Monthly Archives: October 2011

Indexes for ebooks

Some people wonder why, with full-text search available, an ebook might still need an index. If you happen to be one of them, go read “Missing Entry: Whither the eBook Index?” ;). This article is a great summary of the value of indexes (even or especially for books in electronic form) and gives examples (with nice illustrations!) of what enhanced indexes might look like. Indexes with enhanced functionality can be much more interactive and appealing to the user than pure lists of words with a page indication.

Just like subject cataloging, indexes offer a value that cannot be replaced by full-text search. They chart a structured map of the content, show paths into the information, expose relationships and go beyond pure search (which just pulls up instances of terms) in that content is analyzed and arranged meaningfully.

Experienced indexer Jan Wright points out in a fascinating podcast on ebook indexing that an index is a discovery feature just like other metadata. She says: “The more tools for getting into information readers are given, the happier they will be.”

The potential of what ebooks can be (beyond static representations of regular print books) has not been tapped yet – indexes are only one example. We’ll just have to wait for EPUB to recognize its importance and address it explicitly in its specification, and for publishers to incorporate smarter indexes into their products.

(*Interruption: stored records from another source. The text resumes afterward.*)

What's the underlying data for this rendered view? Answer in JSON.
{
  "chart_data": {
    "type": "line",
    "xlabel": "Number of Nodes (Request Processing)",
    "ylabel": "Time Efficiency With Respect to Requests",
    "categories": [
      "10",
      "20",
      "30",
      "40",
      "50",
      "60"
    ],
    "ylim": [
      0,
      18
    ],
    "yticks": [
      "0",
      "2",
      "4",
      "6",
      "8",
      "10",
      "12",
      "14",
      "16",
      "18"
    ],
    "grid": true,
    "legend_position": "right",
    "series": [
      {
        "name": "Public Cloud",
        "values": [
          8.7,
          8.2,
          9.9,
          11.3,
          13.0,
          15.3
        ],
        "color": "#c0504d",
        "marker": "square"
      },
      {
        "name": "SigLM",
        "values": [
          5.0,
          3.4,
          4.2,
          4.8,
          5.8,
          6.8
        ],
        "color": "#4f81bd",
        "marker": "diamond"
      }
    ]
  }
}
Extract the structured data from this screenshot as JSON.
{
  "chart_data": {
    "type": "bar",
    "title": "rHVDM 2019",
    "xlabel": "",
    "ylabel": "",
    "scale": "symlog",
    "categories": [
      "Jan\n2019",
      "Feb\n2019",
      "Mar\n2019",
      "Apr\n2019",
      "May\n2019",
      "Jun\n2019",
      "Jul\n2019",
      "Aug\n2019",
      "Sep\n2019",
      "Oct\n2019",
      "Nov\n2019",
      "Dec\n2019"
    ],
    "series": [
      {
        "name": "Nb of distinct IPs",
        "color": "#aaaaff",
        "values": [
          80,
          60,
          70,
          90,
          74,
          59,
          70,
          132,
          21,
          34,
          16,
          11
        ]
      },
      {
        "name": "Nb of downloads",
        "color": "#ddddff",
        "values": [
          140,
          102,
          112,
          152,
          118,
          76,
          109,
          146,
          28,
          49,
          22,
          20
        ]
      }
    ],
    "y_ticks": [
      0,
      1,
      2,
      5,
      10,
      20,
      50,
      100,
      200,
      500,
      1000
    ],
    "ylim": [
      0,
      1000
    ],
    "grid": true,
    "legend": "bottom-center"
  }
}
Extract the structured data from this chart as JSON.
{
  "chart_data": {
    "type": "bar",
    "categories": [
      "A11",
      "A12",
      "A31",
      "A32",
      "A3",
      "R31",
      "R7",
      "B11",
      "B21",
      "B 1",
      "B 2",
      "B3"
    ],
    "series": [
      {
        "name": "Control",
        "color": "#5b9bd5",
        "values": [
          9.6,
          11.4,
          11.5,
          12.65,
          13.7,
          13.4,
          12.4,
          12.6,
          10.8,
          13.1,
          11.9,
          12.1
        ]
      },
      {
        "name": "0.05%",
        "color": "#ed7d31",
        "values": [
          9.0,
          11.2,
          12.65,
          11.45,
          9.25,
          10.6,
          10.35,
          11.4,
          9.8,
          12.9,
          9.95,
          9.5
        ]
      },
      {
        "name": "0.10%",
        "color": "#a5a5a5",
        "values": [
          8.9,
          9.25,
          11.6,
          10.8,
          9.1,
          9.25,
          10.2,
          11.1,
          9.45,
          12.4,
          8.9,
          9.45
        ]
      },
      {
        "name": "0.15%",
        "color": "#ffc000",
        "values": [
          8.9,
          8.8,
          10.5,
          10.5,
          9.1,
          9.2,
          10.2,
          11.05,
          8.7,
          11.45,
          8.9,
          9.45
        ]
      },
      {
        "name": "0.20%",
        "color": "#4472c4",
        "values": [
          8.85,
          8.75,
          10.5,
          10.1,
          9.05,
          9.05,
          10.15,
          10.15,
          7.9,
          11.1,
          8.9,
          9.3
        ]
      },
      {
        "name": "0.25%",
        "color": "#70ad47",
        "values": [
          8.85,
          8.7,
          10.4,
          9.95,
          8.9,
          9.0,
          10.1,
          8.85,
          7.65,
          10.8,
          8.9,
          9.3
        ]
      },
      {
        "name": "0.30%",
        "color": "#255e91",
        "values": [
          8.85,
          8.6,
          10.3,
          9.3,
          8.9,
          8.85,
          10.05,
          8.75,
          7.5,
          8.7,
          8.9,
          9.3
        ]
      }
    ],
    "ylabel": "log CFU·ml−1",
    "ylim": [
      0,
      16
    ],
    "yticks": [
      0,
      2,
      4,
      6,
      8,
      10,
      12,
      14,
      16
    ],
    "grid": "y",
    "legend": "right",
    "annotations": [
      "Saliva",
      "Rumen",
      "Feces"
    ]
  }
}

A meta catalog for digitized works

Imagine a user wants to read a public-domain book in electronic form. She’d be faced with the same situation as users before the advent of unified resource discovery systems – she has to go to various places on the web and do separate searches. Wouldn’t it be nice if there was a meta catalog for digitized works that brings together data from the likes of the Internet Archive, HathiTrust, Project Gutenberg, Europeana or Google Books? It could show what books were digitized by whom, whether they are downloadable, in what format, on what devices they can be read etc. Such a directory could also enable users to compare the quality if the same work is available in different versions. Another benefit would be the reduction of duplications of effort. Having duplicate electronic versions is not necessarily bad, but are time and money not better spent on unique materials not digitized elsewhere? Local priorities could be determined on a more informed basis.

All of this occurred to me while reading an article about the eBooks-on-Demand (EOD) service discovery platform (from p. 229 here, in German). EOD is a joint initiative of over 30 libraries from 12 European countries that each run their own digitization activities. Together they offer the (paid) service that lets users order a public-domain book to be digitized and delivered as an ebook. Instead of relying on users discovering EOD books “by chance” in the respective libraries’ catalogs, a VuFind search interface was built that allows finding books for digitization from all participating libraries in one central place and gives direct access to alre­ady digitized items. Records are ingested via OAI or FTP batch upload. For the future the project team plans to enhance the search platform to include links (via API queries of players like those I mentioned above) to works already digitized elsewhere. And this is where the idea of a central overarching catalog for digitized public-domain works popped up. Existing portals such as the Zentrales Verzeichnis digitalisierter Drucke (ZVDD, central catalog of digitized printed works, which covers digital versions created in Germany) go into the right direction, but we definitely have to think more globally and on a larger scale.